553. Pheasant stewed with Cabbage.—The following is an excellent method for dressing a pheasant which should prove to be rather old, although a young one would be preferable. Procure a large savoy, which cut into quarters, and well wash in salt and water, after which boil it five minutes in plain water, then drain it quite dry, cut off the stalk, season rather highly with pepper and salt, have ready a middling-sized onion, and half a pound of streaky bacon, which, with the cabbage, put into a stewpan, covering the whole with a little good broth; let it simmer at the corner of the fire three quarters of an hour, then thrust the pheasant (previously three parts roasted) into the cabbage, and let them stew nearly three quarters of an hour longer, or until the stock has reduced to glaze, and adheres thickly to the cabbage, when dress the cabbage in a mound upon your dish, with the bacon, cut into slices, around, and the pheasant upon the top, half way buried in the cabbage; have a little game sauce, which pour round and serve.

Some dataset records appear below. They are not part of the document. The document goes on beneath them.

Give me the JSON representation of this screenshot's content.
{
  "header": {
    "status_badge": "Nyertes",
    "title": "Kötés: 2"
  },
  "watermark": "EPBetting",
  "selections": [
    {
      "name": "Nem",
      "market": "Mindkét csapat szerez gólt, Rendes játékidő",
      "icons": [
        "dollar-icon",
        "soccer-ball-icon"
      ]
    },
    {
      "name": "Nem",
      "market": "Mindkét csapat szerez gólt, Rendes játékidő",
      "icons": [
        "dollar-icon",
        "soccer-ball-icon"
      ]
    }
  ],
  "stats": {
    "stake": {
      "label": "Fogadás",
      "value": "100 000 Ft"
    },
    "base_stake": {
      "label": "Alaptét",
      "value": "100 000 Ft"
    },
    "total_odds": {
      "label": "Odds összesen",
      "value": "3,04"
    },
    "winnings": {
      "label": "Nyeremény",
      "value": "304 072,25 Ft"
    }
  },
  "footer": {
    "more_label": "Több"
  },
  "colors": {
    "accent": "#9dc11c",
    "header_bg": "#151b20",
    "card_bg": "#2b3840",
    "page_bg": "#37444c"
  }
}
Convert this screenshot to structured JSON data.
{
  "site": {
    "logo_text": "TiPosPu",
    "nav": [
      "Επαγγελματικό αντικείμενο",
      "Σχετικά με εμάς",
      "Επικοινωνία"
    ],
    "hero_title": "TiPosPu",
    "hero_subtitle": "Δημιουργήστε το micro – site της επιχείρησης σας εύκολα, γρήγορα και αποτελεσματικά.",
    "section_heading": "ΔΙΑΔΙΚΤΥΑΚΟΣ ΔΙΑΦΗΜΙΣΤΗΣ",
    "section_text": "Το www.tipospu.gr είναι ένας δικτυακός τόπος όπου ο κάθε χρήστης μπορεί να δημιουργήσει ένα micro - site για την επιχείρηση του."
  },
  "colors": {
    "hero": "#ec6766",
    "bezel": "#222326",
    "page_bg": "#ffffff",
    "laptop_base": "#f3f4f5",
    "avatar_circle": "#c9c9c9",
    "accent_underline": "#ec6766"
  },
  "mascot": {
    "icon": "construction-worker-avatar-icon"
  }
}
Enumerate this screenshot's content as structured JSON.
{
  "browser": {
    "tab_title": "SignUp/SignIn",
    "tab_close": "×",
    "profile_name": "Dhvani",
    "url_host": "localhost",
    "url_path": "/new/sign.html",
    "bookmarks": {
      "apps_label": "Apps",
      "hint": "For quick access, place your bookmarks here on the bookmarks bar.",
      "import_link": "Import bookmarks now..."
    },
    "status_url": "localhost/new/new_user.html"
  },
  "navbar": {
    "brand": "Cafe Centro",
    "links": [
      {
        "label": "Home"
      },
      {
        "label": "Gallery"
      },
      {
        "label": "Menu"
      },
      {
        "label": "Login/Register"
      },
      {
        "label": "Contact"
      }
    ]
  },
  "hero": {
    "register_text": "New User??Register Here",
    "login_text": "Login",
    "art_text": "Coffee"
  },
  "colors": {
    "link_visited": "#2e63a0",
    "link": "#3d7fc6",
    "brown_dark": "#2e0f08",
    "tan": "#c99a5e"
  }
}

554. Joe Miller’s stewed Pheasant.—Roast a pheasant as directed (No. 582), but previously dipping it into flour, and occasionally flour over whilst roasting, thus making the exterior very crisp, and keeping it nearly white, then put the crumbs of two French rolls into a stewpan, with half a pint of milk, a small eschalot, a bay-leaf, an ounce of butter, and a little pepper and salt; let the whole boil a few minutes, when take out the eschalot and bay-leaf, place a piece of buttered toast upon your dish, pour the above over, dress the pheasant upon the top, and serve.


555. Hashed Pheasant.—Should you have any remains of pheasants from a previous day, cut them into as neat pieces as possible, then put an ounce of butter into a stewpan, with half an ounce of flour, which stir two or three minutes over the fire, until becoming slightly browned; then add a glass of port wine, half a pint of water, season highly, boil at the corner of the stove, stirring and skimming occasionally, until sufficiently thick to adhere to the back of the spoon; then put in the pieces of pheasant, with a little coloring, let it remain ten minutes, at the corner of the stove, but not to boil, when dress the meat upon your dish, pass the sauce over through a sieve, and serve.


556. A plain Salmi of Pheasant.—Or, should you have a pheasant left that little has been cut from, cut and trim it into neat joints, which put into a stewpan, then in another stewpan put the bones and trimmings, chopped up very small, with an onion in slices, a little parsley, thyme, and bay-leaf, four peppercorns, and a glass of sherry, boil altogether two minutes, then add three parts of a pint of brown sauce, and half a pint of broth (if no brown sauce, add a spoonful of flour and a quart of broth or water and some coloring); let the whole boil until reduced to half, skimming it occasionally; place a fine hair sieve over the stewpan containing the pieces of pheasant, through which pass the sauce, warm altogether gently, without boiling, and when quite hot dress the pieces neatly upon a dish, pour the sauce over, and serve with sippets of fried or toasted bread (cut into the shape of hearts) around.

The remains of pheasant, or any other game, may also be minced and warmed in a little of the above sauce, and served with poached eggs upon the top, or likewise made into boudins and croquettes, as directed for turkey.


557. Grouse.—The Scotch method is to plain roast the grouse, dress it upon toast, and pour plain melted butter over.